Damages: the employer is entitled to sue an employee who has acted in breach of contract for any direct losses incurred as a result of the breach complained of. The financial loss to the employer’s business must be quantifiable. Since it is often difficult to prove that a victim of unlawful competition has suffered financial loss, damages calculated on the traditional compensatory basis may be nominal.
Account of profits: the employer could alternatively try to seek an account of profits for breach of confidentiality or fiduciary duty i.e. all profits the employee has made due to the breach.
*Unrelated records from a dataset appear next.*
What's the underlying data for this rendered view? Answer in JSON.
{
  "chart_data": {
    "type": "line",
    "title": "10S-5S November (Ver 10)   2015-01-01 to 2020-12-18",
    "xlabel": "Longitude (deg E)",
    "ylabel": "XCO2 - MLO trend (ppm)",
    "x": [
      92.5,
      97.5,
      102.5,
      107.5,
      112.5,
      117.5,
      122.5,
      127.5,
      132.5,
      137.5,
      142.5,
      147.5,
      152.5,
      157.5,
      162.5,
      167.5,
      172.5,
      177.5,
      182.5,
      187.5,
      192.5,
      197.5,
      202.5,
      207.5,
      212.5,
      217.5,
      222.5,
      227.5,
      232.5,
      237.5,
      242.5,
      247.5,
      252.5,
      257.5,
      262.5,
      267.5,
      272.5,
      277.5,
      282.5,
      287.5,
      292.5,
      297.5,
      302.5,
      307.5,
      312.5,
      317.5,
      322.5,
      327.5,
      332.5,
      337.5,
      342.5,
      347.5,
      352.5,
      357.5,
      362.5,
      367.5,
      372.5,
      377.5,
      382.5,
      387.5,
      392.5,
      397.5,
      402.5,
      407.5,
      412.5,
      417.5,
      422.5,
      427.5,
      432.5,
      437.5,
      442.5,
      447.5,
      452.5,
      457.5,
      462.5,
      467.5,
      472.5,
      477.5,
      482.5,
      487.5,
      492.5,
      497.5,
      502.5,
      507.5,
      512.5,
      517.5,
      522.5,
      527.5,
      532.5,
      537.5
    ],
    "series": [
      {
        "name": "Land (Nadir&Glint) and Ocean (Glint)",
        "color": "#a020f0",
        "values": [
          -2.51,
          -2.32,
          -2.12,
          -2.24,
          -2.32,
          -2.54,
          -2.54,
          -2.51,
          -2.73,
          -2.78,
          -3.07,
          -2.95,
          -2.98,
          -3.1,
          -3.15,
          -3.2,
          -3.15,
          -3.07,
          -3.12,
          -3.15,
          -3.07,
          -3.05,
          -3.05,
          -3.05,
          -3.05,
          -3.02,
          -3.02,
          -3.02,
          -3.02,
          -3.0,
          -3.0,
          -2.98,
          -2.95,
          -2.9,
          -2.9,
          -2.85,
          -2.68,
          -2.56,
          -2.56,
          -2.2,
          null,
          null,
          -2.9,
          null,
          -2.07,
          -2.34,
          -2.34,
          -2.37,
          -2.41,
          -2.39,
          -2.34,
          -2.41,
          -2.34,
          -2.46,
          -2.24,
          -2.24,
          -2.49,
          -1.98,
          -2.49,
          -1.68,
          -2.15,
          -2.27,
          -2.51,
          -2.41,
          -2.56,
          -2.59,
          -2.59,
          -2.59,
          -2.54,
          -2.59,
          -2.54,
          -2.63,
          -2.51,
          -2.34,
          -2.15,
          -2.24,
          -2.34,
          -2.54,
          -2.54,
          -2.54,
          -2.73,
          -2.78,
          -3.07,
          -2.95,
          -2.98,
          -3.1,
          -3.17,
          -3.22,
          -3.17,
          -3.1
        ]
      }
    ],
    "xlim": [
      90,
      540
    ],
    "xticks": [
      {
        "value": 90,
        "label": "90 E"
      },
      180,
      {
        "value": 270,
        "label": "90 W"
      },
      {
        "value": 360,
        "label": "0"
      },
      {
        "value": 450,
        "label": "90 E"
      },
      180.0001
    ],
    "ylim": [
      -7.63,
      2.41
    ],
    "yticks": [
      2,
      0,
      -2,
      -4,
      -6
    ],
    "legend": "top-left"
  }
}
There is no requirement to mitigate.
Claims against the new employer: an employer whose ex-employee has disclosed or is threatening to disclose confidential information to a competitor, or who has entered or is threatening to enter the employment of that competitor in breach of a restrictive covenant, may be able to bring a claim against the competitor himself, even though the competitor was not a party to the original contract.
Please note that proceedings in relation to the enforcement or breach of restrictive covenants must be brought in the County or High Court and not in the Employment Tribunal. This is because most disputes in relation to the enforcement or breach of such covenants fall outside the jurisdiction of the Employment Tribunal.
The contents of this article do not constitute legal advice and are provided for general information purposes only.